Santa Monica Rugby Club
- Full name: Santa Monica Rugby Club
- Union: USA Rugby
- Nickname: Dolphins
- Founded: 1972
- Location: Santa Monica, California, US
- Ground: Various Santa Monica Fields
- President: Steven Johnson
- Coach(es): Stephen Stagg, Men's Head Coach TJ Olsen, Women's Head Coach
- League(s): Southern California Rugby Football Union (SCRFU) Southern California Youth Rugby (SCYR)
| Team kit |

Official website
- www.santamonicarugby.com

= Santa Monica Rugby Club =

American rugby union team from Santa Monica, California

Santa Monica Rugby Club is an American rugby union club from Santa Monica, California. The club teams, known as the Dolphins, compete in the Southern California Rugby Football Union (SCRFU), a territorial union of USA Rugby, currently fielding teams in the following divisions: Division 1 (men), Division 1 (women), Division 2 (women), U18 boys, U16 boys, U14 boys, U12 boys, U10 coed, and U8 coed.

==History==
The Club was established in 1972 by rugby graduates of UCLA, USC and St. Mary's College. The club went undefeated in the SCRFU Division I, taking the championships in both the San Diego/OMBAC Tournament and the Monterey National Invitational. Santa Monica have continued their winning ways since their inaugural season in 1972/73, going on to win the SCRFU Division I title five times in total. The club has produced numerous National team players for the national team, some of which have skippered the USA.

The Club has won the SCRFU Division I league title seven times, captured top spot at the San Diego/OMBAC Tournament seven times, been to the national championships 8 times — winning on five occasions, and won at the Santa Barbara International Tournament.

In 2006, Santa Monica made a third consecutive final four appearance, defeating the Boston Irish Wolfhounds, 57 points to 19. After the 2006, Santa Monica was invited to join the US Rugby Super League for the 2007 season and the board of directors voted to accept the invitation to join. Santa Monica played in the Western Division. The Boston Irish Wolfhounds also accepted the invitation to join the expanded competition.

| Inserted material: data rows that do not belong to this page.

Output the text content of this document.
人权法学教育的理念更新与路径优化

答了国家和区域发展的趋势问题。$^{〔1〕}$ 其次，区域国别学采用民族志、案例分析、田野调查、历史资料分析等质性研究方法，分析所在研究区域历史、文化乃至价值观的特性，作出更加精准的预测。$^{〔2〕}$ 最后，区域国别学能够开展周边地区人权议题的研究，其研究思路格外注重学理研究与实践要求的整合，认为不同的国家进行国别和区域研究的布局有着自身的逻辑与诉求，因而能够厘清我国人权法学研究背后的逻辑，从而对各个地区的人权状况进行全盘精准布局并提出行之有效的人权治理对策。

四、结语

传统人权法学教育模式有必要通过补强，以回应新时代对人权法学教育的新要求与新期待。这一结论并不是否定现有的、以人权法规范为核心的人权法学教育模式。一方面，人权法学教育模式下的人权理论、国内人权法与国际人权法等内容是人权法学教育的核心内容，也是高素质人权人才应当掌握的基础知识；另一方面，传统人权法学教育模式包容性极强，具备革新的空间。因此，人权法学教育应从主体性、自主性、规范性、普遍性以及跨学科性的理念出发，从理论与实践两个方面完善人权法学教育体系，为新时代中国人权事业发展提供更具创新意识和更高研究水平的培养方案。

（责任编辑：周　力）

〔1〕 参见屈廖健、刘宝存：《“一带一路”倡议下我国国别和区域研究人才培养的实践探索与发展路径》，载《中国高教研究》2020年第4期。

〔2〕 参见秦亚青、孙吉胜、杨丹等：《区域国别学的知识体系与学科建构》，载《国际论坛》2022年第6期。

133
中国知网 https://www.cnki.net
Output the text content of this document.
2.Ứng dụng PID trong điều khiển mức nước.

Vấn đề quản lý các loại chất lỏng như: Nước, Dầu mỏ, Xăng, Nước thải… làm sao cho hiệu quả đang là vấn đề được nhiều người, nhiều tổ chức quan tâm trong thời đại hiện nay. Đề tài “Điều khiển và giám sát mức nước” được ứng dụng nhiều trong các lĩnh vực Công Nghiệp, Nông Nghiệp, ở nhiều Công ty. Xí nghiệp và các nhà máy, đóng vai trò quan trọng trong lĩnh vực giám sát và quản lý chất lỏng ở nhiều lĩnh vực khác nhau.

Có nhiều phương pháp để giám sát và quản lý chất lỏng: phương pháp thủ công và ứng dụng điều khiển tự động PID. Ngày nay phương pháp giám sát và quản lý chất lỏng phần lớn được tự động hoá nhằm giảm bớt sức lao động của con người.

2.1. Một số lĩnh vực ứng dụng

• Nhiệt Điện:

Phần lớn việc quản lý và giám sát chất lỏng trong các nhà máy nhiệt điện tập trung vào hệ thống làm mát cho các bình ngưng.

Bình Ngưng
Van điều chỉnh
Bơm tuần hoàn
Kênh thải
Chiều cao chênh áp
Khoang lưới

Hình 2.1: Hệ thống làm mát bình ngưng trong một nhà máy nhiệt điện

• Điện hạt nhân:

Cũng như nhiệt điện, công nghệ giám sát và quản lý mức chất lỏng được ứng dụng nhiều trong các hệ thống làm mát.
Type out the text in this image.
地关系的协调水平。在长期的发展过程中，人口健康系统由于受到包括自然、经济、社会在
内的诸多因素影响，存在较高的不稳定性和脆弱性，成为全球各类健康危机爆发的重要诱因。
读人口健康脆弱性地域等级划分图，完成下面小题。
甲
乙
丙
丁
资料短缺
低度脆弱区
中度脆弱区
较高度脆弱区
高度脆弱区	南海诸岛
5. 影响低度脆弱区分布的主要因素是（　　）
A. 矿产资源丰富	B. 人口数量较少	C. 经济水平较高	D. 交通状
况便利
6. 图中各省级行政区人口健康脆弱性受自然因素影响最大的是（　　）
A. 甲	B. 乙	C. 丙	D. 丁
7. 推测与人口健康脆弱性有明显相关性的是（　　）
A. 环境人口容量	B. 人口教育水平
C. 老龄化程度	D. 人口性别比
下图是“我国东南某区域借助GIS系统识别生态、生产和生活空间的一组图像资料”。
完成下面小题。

Santa Monica and other regional rugby power-houses Belmont Shore RFC (Long Beach, CA) and OMBAC RFC (San Diego) withdrew from the national Rugby Super League competition in favor of a Southern California Division 1 contest that has proven more competitive and cost effective.

==Players==
Twenty Santa Monica Rugby Club players have represented the United States in international competition as USA Eagles — three of them captained the national side . Three additional Club players have represented the USA on the World XV. Former Club and USA Eagle captain Craig Sweeney is honored by the Club's Craig Sweeney Fund, tax-deductible contributions go to support the long-term goals of Santa Monica Rugby.

Every year, notable club members from past seasons are honored at the Hall of Fame dinner following the annual Golden Dolphins old boys match on Club Day.

Beginning in 2003, the Club has paired its annual Club Day and Old Boys Game with a Hall of Fame banquet, honoring notables from all decades.